General Topics will retain order data and records relating to order fulfilment and invoicing in accordance with the applicable administrative and accounting regulations.

Legal Basis and Voluntary Nature of Data Provision

With the exception of processing carried out through non-technical cookies, whose legal basis is the data subject’s consent (Article 6(1)(a) GDPR), the processing related to requested services is based on Article 6(1)(b) (processing necessary for the performance of a contract with the user and/or in order to take steps at the request of the user prior to entering into a contract) and Article 6(1)(f) (processing necessary for the purposes of the legitimate interests pursued by the Data Controller, provided that such interests are not overridden by the rights and freedoms of the data subject).

Apart from the browsing data described above, users are free to provide personal data by voluntarily sending emails to the addresses indicated on this website or by completing and submitting the electronic forms provided.
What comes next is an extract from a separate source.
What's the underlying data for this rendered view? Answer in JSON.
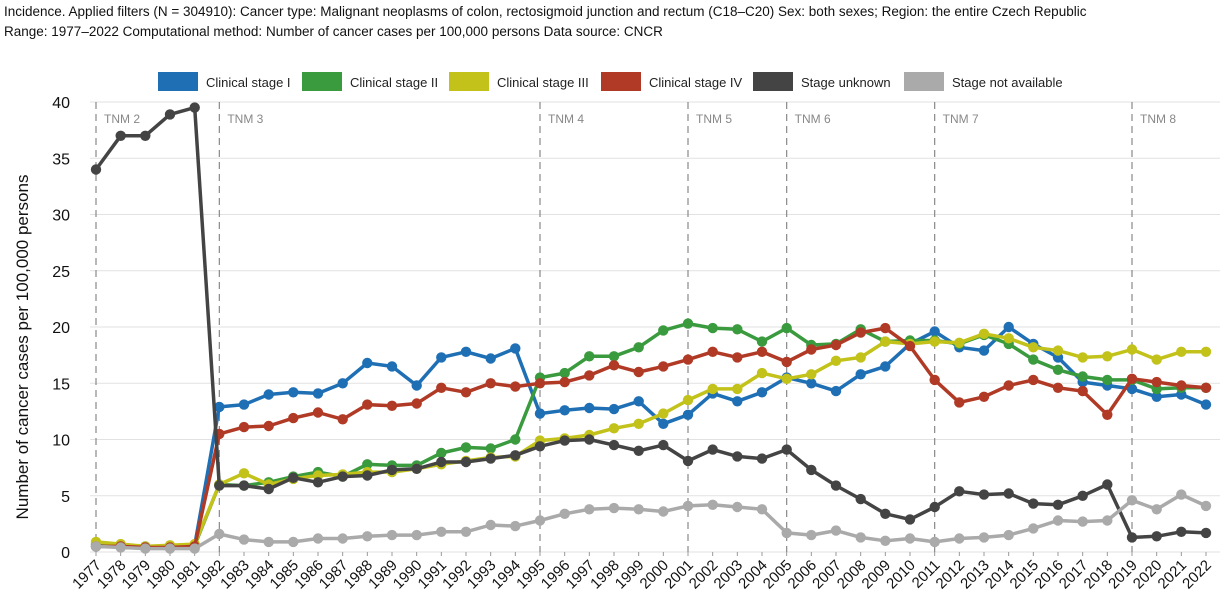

However, if users wish to receive the requested service, they must provide at least the mandatory data required to deliver that service.

Place of Data Processing

Personal data are processed at the Data Controller’s operational offices and in data centres located within the European Union, managed by hosting service provider Sartoriadigitale s.n.c. and cloud computing provider Aruba S.p.A.

Data Controller and Data Protection Officer Contact Details

The Data Controller is GENERAL TOPICS S.r.l., with registered office at Via Enrico Fermi, 7 – 25087 Salò (BS), Italy, Telephone: +39 0365 529111, Email address: info@general-topics.com , VAT No.: 01571610987

The Data Protection Officer (DPO) may be contacted through the Data Controller’s contact details above or directly at: rpd@vincenzi.com.

Rights of Data Subjects

Data subjects have the right, in the cases provided for by law, to obtain access to their personal data, request their rectification or erasure, request restriction of processing concerning them, or object to such processing (Articles 15 et seq. of the GDPR).

Requests may be submitted by contacting the Data Controller or the Data Protection Officer using the contact details provided above.

Right to Lodge a Complaint

Data subjects who believe that the processing of their personal data carried out through this website infringes the GDPR have the right to lodge a complaint with the competent Supervisory Authority pursuant to Article 77 of the GDPR or to seek judicial remedy pursuant to Article 79 of the GDPR.